Speed of Random Numbers

Cym13 cpicard at openmailbox.org
Sat Aug 3 17:17:23 UTC 2019


On Saturday, 3 August 2019 at 16:35:34 UTC, Giovanni Di Maria 
wrote:
> Hi to everybody
> I am doing some experiments about random numbers.
> I need "extreme speed" for the generation for numbers from 1 to 
> 8.
>
> Generating 500_000_000 numbers with this code:
>
>
>
> -----------------------------
> import std.stdio, std.array, std.random;
> void main()
> {
>     byte c;
>     writeln("Start");
>     for(int k=1;k<=500_000_000;k++)
>         c=uniform!ubyte() % 8 +1;  //<<< ======= RANDOM
>     writeln("Stop");
> }
> -----------------------------
>
>
>
> I get these results:
>
> c=uniform!ubyte() % 8 +1;  ======>>> Execution time: 15.563 s
> c=cast(byte)uniform(1, 9); ======>>> Execution time: 24.218 s
>
> Do you know other faster functions or methods to generate 
> random numbers?
>
> For me the "goodness of random" is NOT important.
>
> Thank you very much
> GIovanni Di Maria

To what extent isn't the quality of randomness important to you?

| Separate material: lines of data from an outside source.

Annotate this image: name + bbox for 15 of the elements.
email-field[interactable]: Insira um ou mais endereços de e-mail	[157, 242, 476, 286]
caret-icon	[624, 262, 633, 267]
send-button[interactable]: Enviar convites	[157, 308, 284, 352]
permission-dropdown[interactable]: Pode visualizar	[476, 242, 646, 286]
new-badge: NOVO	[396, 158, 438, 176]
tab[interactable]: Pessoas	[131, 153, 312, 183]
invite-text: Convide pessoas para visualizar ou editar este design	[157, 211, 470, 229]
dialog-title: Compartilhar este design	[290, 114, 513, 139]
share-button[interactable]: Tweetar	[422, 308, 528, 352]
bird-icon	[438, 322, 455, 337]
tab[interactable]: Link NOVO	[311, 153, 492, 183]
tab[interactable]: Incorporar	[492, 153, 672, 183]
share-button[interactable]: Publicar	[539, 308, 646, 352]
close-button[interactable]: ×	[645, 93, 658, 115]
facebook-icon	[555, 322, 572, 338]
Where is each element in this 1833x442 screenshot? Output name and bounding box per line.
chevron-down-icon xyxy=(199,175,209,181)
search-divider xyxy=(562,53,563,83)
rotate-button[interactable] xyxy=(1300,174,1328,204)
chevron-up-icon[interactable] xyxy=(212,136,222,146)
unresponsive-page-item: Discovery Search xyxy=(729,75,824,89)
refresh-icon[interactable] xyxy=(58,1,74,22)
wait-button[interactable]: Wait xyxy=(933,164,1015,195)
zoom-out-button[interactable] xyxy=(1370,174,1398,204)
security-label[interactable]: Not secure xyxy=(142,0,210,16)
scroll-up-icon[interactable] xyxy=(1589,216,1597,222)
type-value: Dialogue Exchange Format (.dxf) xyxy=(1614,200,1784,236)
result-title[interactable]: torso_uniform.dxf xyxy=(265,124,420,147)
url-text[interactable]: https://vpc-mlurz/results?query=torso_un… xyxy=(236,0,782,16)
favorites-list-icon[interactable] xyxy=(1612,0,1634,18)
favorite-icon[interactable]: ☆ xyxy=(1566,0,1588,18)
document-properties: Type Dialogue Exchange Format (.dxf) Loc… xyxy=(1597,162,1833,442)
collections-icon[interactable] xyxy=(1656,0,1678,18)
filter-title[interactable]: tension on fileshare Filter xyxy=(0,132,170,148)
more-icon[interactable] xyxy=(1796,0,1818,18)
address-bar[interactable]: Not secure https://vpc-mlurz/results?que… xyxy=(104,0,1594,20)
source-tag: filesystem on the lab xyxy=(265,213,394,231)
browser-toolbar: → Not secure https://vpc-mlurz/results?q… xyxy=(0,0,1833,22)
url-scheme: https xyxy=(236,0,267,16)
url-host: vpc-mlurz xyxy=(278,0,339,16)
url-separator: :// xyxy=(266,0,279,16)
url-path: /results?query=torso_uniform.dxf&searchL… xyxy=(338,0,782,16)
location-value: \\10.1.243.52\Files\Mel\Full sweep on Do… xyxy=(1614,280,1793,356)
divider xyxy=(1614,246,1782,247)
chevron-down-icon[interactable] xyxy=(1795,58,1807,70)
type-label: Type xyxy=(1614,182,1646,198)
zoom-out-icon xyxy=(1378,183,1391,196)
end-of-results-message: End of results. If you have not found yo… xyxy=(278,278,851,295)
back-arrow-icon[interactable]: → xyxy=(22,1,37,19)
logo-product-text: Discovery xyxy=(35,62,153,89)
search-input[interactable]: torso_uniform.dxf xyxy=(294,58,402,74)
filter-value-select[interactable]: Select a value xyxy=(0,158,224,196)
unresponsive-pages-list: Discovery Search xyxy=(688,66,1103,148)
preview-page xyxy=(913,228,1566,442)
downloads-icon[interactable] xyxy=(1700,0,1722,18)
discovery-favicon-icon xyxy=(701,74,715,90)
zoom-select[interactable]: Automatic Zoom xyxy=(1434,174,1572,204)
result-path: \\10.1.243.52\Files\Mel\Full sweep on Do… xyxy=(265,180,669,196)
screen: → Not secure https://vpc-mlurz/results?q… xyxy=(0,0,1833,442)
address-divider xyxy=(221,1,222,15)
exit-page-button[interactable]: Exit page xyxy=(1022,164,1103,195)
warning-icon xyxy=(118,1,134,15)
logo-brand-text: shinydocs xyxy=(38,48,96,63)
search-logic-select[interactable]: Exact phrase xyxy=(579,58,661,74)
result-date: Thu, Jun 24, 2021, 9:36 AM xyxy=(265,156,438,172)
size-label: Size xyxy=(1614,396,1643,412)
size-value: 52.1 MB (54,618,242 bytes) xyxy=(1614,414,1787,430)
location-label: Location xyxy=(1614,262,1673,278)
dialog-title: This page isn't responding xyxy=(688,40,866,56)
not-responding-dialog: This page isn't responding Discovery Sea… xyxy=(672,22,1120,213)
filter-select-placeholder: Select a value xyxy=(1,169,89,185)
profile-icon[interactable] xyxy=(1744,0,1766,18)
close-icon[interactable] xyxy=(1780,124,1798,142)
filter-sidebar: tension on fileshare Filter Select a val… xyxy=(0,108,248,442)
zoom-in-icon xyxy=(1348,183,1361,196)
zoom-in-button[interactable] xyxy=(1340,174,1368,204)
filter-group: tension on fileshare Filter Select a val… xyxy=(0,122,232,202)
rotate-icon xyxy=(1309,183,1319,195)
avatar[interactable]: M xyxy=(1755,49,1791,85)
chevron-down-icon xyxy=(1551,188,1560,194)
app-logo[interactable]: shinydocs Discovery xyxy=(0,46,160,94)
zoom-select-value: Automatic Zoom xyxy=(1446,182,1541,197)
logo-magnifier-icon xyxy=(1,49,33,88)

Your posts reminds me of the way Doom (the original) did it for 
things like enemy behaviour and shot dispersion: they generated a 
static table of 256 random numbers once and any time they needed 
a random byte they just picked the next in the table. They didn't 
have any security or sciency concern and just wanted to provide a 
different game each time so that worked well for them. You won't 
find anything faster than that I think.